SYSTRAN / faster-whisper

Faster Whisper transcription with CTranslate2
MIT License
10k stars 841 forks source link

The VAD parameters and default values in the source code is inconsistent with the description in README.md #859

Open wikios opened 1 month ago

wikios commented 1 month ago

Hello, I found that there is a description about VAD filter usage in README.md that may be inconsistent with the source code. I think "removes silence longer than 2 seconds" should probably use the argument min_speech_duration_ms rather than min_silence_duration_ms according to the source code.

In README.md :

VAD filter

... The default behavior is conservative and only removes silence longer than 2 seconds. See the available VAD parameters and default values in the source code.

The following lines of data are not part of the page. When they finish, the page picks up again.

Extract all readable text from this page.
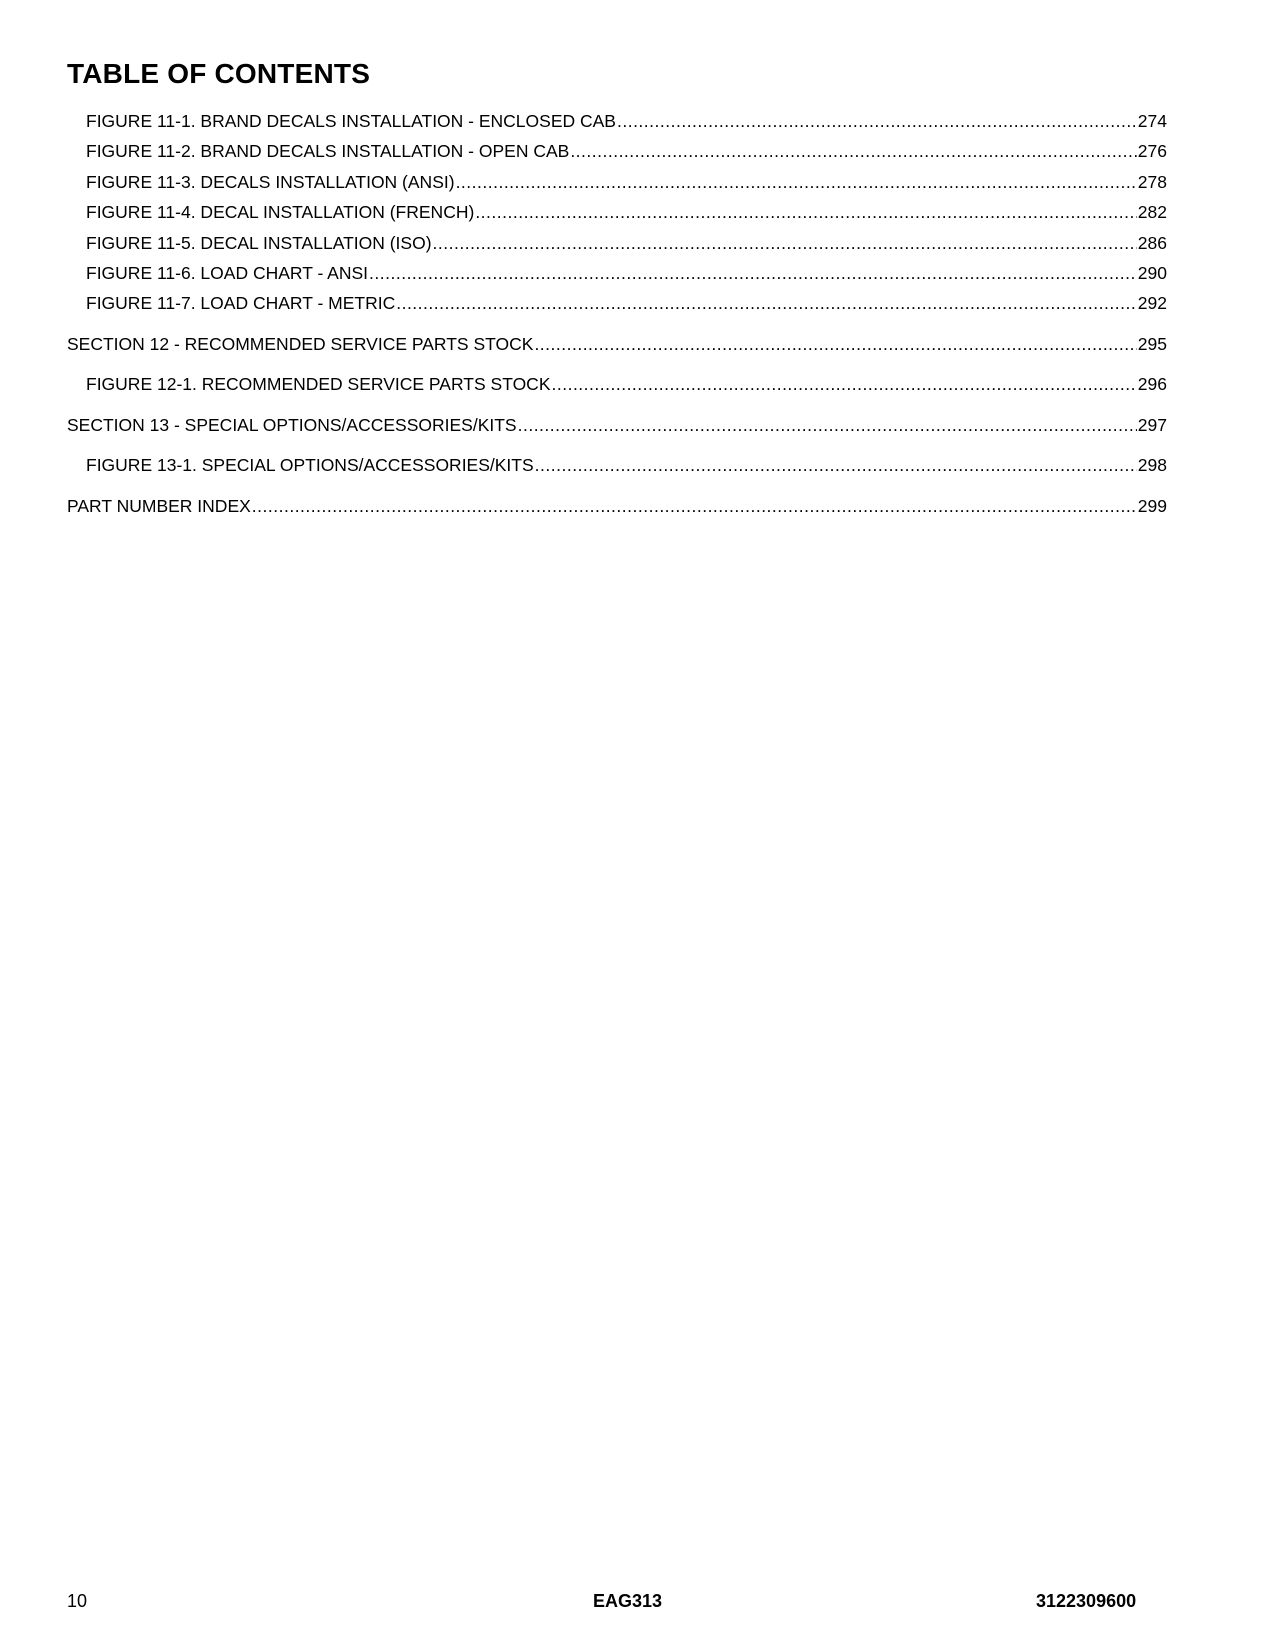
TABLE OF CONTENTS
FIGURE 11-1. BRAND DECALS INSTALLATION - ENCLOSED CAB .....	274
FIGURE 11-2. BRAND DECALS INSTALLATION - OPEN CAB .....	276
FIGURE 11-3. DECALS INSTALLATION (ANSI) .....	278
FIGURE 11-4. DECAL INSTALLATION (FRENCH) .....	282
FIGURE 11-5. DECAL INSTALLATION (ISO) .....	286
FIGURE 11-6. LOAD CHART - ANSI .....	290
FIGURE 11-7. LOAD CHART - METRIC .....	292
SECTION 12 - RECOMMENDED SERVICE PARTS STOCK .....	295
FIGURE 12-1. RECOMMENDED SERVICE PARTS STOCK .....	296
SECTION 13 - SPECIAL OPTIONS/ACCESSORIES/KITS .....	297
FIGURE 13-1. SPECIAL OPTIONS/ACCESSORIES/KITS .....	298
PART NUMBER INDEX .....	299
10	EAG313	3122309600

They can be customized with the dictionary argument vad_parameters:

segments, _ = model.transcribe(
   "audio.mp3",
   vad_filter=True,
   vad_parameters=dict(min_silence_duration_ms=500),
)

I referred to the "Attributes" in vad.py :

https://github.com/SYSTRAN/faster-whisper/blob/master/faster_whisper/vad.py , Line 21, 26

min_speech_duration_ms: Final speech chunks shorter min_speech_duration_ms are thrown out. min_silence_duration_ms: In the end of each speech chunk wait for min_silence_duration_ms before separating it

and utils_vad.py in snakers4/silero-vad :

https://github.com/snakers4/silero-vad/blob/master/utils_vad.py , Line 205, 213

min_speech_duration_ms: int (default - 250 milliseconds) Final speech chunks shorter min_speech_duration_ms are thrown out min_silence_duration_ms: int (default - 100 milliseconds) In the end of each speech chunk wait for min_silence_duration_ms before separating it

Please let me know if this understanding is correct, looking forward to a reply, thanks~

Purfview commented 1 month ago

Please let me know if this understanding is correct

Your understanding is incorrect. There is nothing wrong with VAD parameters nor description.